On Fri, Jan 17, 2020 at 8:52 AM Jason Wang <jasowang@xxxxxxxxxx> wrote:
On 2020/1/17 下午8:13, Michael S. Tsirkin wrote:
> On Thu, Jan 16, 2020 at 08:42:29PM +0800, Jason Wang wrote:
>> vDPA device is a device that uses a datapath which complies with the
>> virtio specifications with vendor specific control path. vDPA devices
>> can be both physically located on the hardware or emulated by
>> software. vDPA hardware devices are usually implemented through PCIE
>> with the following types:
>>
>> - PF (Physical Function) - A single Physical Function
>> - VF (Virtual Function) - Device that supports single root I/O
>> virtualization (SR-IOV).

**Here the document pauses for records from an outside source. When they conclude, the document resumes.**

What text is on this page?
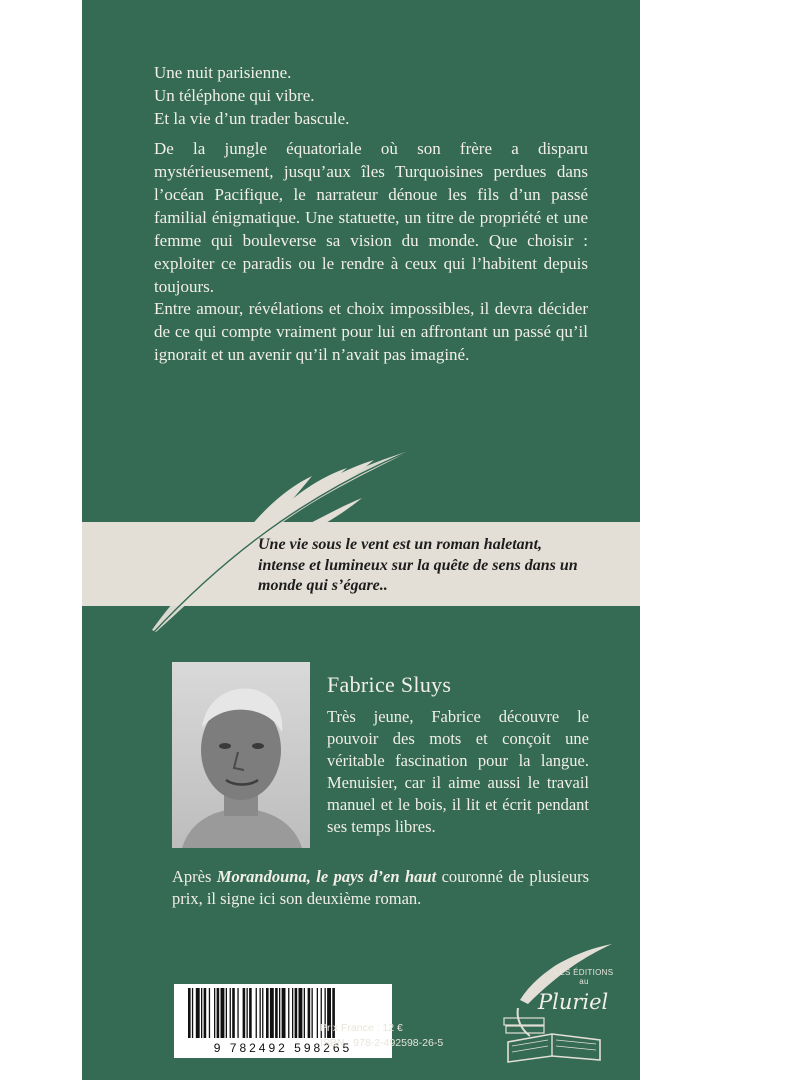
Une nuit parisienne.
Un téléphone qui vibre.
Et la vie d’un trader bascule.

De la jungle équatoriale où son frère a disparu mystérieusement, jusqu’aux îles Turquoisines perdues dans l’océan Pacifique, le narrateur dénoue les fils d’un passé familial énigmatique. Une statuette, un titre de propriété et une femme qui bouleverse sa vision du monde. Que choisir : exploiter ce paradis ou le rendre à ceux qui l’habitent depuis toujours.

Entre amour, révélations et choix impossibles, il devra décider de ce qui compte vraiment pour lui en affrontant un passé qu’il ignorait et un avenir qu’il n’avait pas imaginé.

Une vie sous le vent est un roman haletant, intense et lumineux sur la quête de sens dans un monde qui s’égare..
Fabrice Sluys

Très jeune, Fabrice découvre le pouvoir des mots et conçoit une véritable fascination pour la langue. Menuisier, car il aime aussi le travail manuel et le bois, il lit et écrit pendant ses temps libres.

Après Morandouna, le pays d’en haut couronné de plusieurs prix, il signe ici son deuxième roman.

9 782492 598265
Prix France : 12 €
ISBN : 978-2-492598-26-5
LES ÉDITIONS
au
Pluriel
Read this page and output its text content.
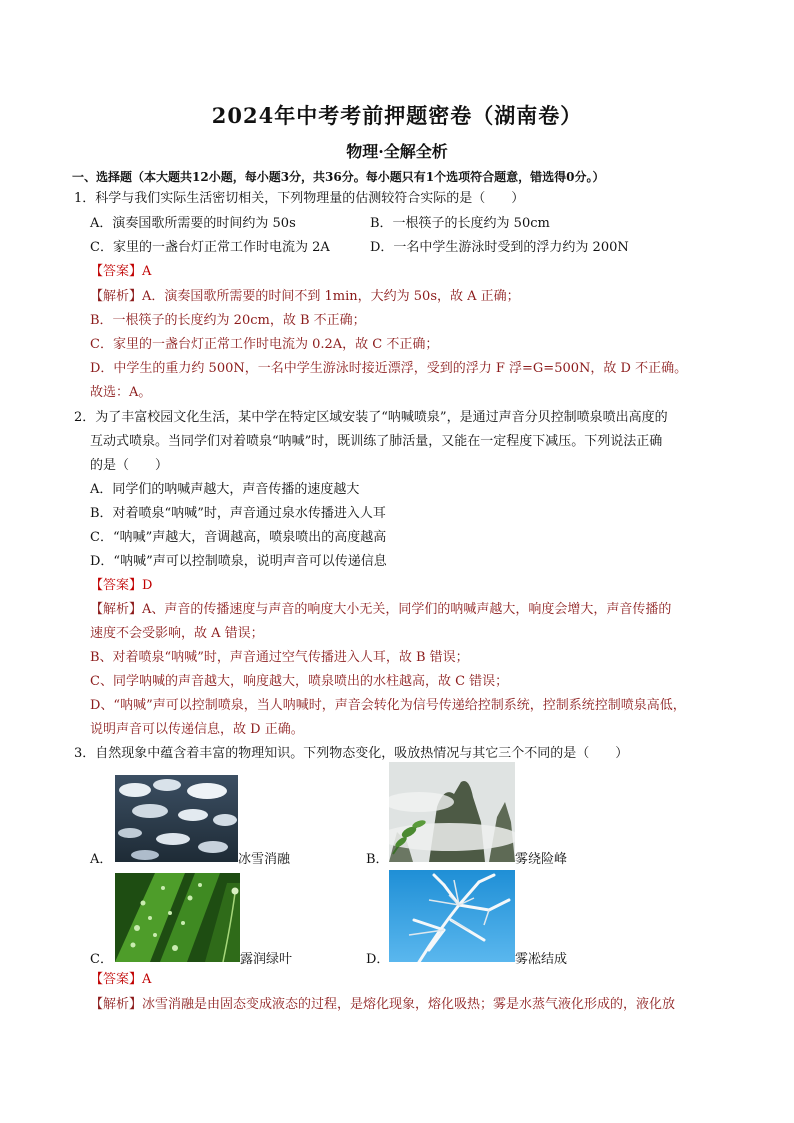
2024年中考考前押题密卷（湖南卷）
物理·全解全析
一、选择题（本大题共12小题，每小题3分，共36分。每小题只有1个选项符合题意，错选得0分。）
1．科学与我们实际生活密切相关，下列物理量的估测较符合实际的是（　　）
A．演奏国歌所需要的时间约为 50s	B．一根筷子的长度约为 50cm
C．家里的一盏台灯正常工作时电流为 2A	D．一名中学生游泳时受到的浮力约为 200N
【答案】A
【解析】A．演奏国歌所需要的时间不到 1min，大约为 50s，故 A 正确；
B．一根筷子的长度约为 20cm，故 B 不正确；
C．家里的一盏台灯正常工作时电流为 0.2A，故 C 不正确；
D．中学生的重力约 500N，一名中学生游泳时接近漂浮，受到的浮力 F 浮=G=500N，故 D 不正确。
故选：A。
2．为了丰富校园文化生活，某中学在特定区域安装了“呐喊喷泉”，是通过声音分贝控制喷泉喷出高度的
互动式喷泉。当同学们对着喷泉“呐喊”时，既训练了肺活量，又能在一定程度下减压。下列说法正确
的是（　　）
A．同学们的呐喊声越大，声音传播的速度越大
B．对着喷泉“呐喊”时，声音通过泉水传播进入人耳
C．“呐喊”声越大，音调越高，喷泉喷出的高度越高
D．“呐喊”声可以控制喷泉，说明声音可以传递信息
【答案】D
【解析】A、声音的传播速度与声音的响度大小无关，同学们的呐喊声越大，响度会增大，声音传播的
速度不会受影响，故 A 错误；
B、对着喷泉“呐喊”时，声音通过空气传播进入人耳，故 B 错误；
C、同学呐喊的声音越大，响度越大，喷泉喷出的水柱越高，故 C 错误；
D、“呐喊”声可以控制喷泉，当人呐喊时，声音会转化为信号传递给控制系统，控制系统控制喷泉高低，
说明声音可以传递信息，故 D 正确。
3．自然现象中蕴含着丰富的物理知识。下列物态变化，吸放热情况与其它三个不同的是（　　）
A．	冰雪消融	B．	雾绕险峰
C．	露润绿叶	D．	雾凇结成
【答案】A
【解析】冰雪消融是由固态变成液态的过程，是熔化现象，熔化吸热；雾是水蒸气液化形成的，液化放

Its Virtual Function (VF) represents a
>> virtualized instance of the device that can be assigned to different
>> partitions
>> - VDEV (Virtual Device) - With technologies such as Intel Scalable
>> IOV, a virtual device composed by host OS utilizing one or more
>> ADIs.
>> - SF (Sub function) - Vendor specific interface to slice the Physical
>> Function to multiple sub functions that can be assigned to different
>> partitions as virtual devices.
>>
>> >From a driver's perspective, depends on how and where the DMA
>> translation is done, vDPA devices are split into two types:
>>
>> - Platform specific DMA translation - From the driver's perspective,
>> the device can be used on a platform where device access to data in
>> memory is limited and/or translated. An example is a PCIE vDPA whose
>> DMA request was tagged via a bus (e.g PCIE) specific way. DMA
>> translation and protection are done at PCIE bus IOMMU level.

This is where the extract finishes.